Salman Rushdie in L.A.

The 'Satanic Verses' novelist, a onetime resident whose new novel is 'The Enchantress of Florence,' returns to the place that still frolics in his imagination.

THE NOVELIST Salman Rushdie was sitting in bustling Kings Road Cafe, sipping an iced coffee and discussing the strange fad for surf music in '60s England -- "a country where there's not much surf" -- and his days renting a room above a hip Chelsea boutique during the Summer of Love. As he was making a point about the epic beauty of the Cornwall coast, an excited, mostly bald man with a thick Iranian accent bounded forward and extended his arm.

"I want to shake your hand," the man shouted into the West Hollywood coffee shop. "My countrymen don't like you -- but I like you!"

The two shook, and as the Iranian quickly disappeared outside, the author went on, talking about the old rivalry between the Beatles and the Beach Boys, about George Harrison's dedication to Indian music and his "incredible aptitude for the sitar."

It was all in a day's work for Rushdie, a man who loves telling stories and leaping borders between East and West, and for whom a random urban encounter no longer provokes fear but a gentle laugh about the absurdity of fame.

Would he have been happier as a well-regarded, obscure literary writer rather than an international celebrity?

"I think you make the best of what you get," he said in his plummy accent, wearing a dark blue suit and gesturing donnishly. "And it's really easy for me to shut it out. Like most novelists, I developed early on quite strong habits of concentration, and even a requirement of solitude. Every day I just go to a room, shut the door and work. And the fame thing feels very trivial."

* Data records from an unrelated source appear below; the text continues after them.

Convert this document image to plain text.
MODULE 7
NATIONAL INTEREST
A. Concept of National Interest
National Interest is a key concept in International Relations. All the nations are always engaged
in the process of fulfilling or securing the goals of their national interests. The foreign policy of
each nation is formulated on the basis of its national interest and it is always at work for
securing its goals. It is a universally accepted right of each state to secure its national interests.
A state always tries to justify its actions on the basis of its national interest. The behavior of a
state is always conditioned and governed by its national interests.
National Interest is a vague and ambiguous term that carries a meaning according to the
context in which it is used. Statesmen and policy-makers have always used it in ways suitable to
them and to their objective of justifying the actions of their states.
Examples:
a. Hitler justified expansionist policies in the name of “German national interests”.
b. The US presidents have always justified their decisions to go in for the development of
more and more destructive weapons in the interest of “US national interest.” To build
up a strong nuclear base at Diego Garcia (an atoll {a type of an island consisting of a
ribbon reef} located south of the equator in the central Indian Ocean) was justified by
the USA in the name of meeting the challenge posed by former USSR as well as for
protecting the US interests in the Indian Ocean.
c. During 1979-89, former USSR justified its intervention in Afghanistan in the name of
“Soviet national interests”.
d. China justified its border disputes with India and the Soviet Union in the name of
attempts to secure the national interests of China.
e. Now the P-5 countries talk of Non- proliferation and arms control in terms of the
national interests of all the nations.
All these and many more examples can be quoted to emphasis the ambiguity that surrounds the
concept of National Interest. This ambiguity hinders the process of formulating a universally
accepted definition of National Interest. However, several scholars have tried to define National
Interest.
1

The author was touring behind his dreamlike new novel, "The Enchantress of Florence," set in 16th century Italy and India. The book has received mixed reviews: Some found it showy and self-conscious, although John Sutherland wrote in the Financial Times that if the book "doesn't win this year's Man Booker I'll curry my proof copy and eat it."

During a few hours he spent near the Kings Road apartment he once shared with model and actress Padma Lakshmi, Rushdie did not come across as either a distinguished literary figure -- Rushdie's swirling 1981 Booker-winner, "Midnight’s Children," is arguably the greatest British novel of the last few decades, and he was recently knighted -- or a man who'd once had a price on his head. He was more like a good-humored, slightly star-struck visitor to L.A., happy to be back among old haunts.